Há sol na Holanda. E tem mais: pela primeira vez em 2023*, ele faz hora extra e também esquenta.
Isso talvez te soe óbvio. À exceção dos dias de outono, mais frescos e de céu limpo, sol no céu é sinônimo de calor e protetor solar no rosto. Contudo, aprendi a duras penas que essa regra é exceção quanto mais ao norte se sobe no mapa-mundi.
Hoje é domingo. Pede pés na rua e pedaladas até a praia. Sentir a brisa marítima embaraçando os cachos enquanto reponho a vitamina D de 365 dias. O suéter voltará ao fundo do armário, as mangas compridas serão substituídas por camisetas e regatas. Quero mais é que o cachecol junte pó ao lado dos casacos mais pesados.
Quando cheguei aos Países Baixos quatro anos atrás, ria na cara dos holandeses. Bastava sair um raio de sol durante o inverno para vê-los transbordar pelos terraços da cidade.

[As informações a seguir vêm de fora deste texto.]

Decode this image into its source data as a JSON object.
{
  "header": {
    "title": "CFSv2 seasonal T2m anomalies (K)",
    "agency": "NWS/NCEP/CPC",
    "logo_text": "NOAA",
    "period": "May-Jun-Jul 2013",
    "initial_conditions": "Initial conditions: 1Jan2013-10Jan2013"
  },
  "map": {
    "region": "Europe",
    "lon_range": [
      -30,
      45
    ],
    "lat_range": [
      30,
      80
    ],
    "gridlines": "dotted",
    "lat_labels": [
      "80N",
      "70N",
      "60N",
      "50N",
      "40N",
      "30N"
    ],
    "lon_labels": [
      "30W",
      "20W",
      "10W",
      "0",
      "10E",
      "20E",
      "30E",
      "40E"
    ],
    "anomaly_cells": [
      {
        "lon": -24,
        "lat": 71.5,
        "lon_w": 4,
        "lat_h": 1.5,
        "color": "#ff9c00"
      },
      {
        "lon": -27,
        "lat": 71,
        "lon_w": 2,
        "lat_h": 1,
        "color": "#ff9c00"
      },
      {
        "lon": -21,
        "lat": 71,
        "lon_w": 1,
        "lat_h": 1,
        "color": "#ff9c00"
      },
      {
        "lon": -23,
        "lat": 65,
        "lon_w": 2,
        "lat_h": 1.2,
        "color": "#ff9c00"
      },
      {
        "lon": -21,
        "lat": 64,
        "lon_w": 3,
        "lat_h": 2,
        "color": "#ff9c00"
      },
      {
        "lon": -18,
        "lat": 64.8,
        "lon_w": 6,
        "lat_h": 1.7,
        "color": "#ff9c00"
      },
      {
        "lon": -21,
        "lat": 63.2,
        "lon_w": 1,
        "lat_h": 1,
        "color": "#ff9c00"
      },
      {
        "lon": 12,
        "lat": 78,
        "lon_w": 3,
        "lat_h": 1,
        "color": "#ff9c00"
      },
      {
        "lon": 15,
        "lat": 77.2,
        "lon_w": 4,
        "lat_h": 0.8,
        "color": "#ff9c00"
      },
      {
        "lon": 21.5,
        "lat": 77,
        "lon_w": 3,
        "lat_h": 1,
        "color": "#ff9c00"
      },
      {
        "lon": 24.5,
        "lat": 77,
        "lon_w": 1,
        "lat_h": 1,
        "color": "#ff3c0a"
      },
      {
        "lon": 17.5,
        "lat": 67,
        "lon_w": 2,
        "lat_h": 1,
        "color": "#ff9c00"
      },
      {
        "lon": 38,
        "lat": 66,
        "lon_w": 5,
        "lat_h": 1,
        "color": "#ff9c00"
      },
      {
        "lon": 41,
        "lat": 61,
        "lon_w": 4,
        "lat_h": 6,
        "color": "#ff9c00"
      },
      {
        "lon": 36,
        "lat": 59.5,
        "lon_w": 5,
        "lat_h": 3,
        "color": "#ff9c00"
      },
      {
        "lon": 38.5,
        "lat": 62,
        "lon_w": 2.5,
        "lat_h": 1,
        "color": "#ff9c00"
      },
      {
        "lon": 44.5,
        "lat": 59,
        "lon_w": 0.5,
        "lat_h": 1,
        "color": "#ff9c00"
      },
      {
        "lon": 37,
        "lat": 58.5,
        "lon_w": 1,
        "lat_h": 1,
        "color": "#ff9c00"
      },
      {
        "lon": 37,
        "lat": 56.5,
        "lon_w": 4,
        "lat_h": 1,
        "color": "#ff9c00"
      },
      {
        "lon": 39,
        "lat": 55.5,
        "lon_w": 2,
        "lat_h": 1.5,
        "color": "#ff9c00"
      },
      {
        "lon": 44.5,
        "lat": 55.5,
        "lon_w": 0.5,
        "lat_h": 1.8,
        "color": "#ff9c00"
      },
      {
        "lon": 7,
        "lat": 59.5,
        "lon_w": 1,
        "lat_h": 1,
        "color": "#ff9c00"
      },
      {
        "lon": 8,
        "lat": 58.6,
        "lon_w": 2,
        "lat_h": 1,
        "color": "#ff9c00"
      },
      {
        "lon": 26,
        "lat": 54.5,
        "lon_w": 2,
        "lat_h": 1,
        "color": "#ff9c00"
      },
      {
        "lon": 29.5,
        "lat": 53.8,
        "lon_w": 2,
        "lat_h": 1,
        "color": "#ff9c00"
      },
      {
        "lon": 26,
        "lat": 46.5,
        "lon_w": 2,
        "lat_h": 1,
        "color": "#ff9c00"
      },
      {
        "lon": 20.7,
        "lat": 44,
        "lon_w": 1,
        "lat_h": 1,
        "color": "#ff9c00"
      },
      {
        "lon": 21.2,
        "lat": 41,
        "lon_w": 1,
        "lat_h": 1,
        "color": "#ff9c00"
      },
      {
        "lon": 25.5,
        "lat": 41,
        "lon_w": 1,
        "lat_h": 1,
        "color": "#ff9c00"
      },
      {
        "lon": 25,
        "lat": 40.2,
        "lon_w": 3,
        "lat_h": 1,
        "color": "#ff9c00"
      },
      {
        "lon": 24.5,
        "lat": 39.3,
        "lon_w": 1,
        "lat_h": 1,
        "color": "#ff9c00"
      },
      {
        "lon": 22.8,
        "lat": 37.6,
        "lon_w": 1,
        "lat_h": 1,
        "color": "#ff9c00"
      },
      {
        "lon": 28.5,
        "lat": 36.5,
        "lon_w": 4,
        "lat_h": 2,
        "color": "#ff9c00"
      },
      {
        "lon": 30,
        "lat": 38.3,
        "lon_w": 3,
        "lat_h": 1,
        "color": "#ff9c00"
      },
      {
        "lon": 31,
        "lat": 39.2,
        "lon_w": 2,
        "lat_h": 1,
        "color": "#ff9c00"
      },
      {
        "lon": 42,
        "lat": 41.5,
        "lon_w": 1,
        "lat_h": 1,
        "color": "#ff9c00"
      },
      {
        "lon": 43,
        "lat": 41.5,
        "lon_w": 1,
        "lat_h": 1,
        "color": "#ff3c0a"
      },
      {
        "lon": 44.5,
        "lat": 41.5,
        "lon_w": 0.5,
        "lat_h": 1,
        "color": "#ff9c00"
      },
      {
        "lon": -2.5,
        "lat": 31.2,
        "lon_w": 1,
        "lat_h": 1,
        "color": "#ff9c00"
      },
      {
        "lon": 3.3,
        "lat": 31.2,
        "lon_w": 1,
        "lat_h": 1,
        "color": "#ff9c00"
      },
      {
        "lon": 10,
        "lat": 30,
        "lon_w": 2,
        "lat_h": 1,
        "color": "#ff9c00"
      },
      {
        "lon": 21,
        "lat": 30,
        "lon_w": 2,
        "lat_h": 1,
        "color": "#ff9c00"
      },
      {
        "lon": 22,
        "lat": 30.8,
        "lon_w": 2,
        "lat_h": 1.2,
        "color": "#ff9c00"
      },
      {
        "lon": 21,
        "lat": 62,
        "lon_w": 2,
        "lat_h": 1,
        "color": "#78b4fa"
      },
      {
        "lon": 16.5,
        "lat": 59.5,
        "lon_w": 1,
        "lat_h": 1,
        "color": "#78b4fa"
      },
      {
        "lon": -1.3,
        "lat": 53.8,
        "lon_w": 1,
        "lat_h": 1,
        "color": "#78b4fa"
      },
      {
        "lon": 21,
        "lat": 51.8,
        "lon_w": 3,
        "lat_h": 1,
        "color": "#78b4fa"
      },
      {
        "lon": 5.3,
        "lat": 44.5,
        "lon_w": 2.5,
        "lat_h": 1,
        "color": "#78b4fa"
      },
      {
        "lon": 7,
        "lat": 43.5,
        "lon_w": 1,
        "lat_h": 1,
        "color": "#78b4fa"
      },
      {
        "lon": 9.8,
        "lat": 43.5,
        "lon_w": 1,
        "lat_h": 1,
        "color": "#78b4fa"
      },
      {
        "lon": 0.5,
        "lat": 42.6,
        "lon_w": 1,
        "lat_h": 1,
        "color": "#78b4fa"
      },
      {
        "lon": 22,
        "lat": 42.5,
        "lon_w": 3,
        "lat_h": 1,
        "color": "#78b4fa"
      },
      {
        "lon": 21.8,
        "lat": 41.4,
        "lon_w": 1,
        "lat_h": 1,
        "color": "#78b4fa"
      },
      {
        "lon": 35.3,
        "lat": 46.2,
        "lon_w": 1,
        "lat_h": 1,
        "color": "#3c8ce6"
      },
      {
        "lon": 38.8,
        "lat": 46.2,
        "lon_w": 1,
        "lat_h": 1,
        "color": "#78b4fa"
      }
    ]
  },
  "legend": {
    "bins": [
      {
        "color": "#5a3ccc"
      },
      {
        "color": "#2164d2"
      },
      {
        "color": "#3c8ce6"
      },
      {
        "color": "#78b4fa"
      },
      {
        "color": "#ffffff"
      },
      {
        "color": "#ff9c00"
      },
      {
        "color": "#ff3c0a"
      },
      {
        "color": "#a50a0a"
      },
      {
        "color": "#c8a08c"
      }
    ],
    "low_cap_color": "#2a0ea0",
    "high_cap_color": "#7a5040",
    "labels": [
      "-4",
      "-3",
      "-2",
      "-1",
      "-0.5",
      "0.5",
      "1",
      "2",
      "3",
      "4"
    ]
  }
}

Os mais preguiçosos arrastam uma cadeira na frente de casa e ficam a admirar a vida acontecendo. Apesar do Oceano que os separa do Brasil, me remete um tanto aos fins de tarde em Cassilândia ou em Dourados, no Mato Grosso do Sul. Ao menos nos anos de minha infância, era comum observar vizinhos agrupados na calçada, sentados em cadeiras de plástico e dividindo o tereré enquanto contam causos.
Cresci no Brasil, esse remelexo para se expor ao sol parecia descabido. Frise bem, parecia.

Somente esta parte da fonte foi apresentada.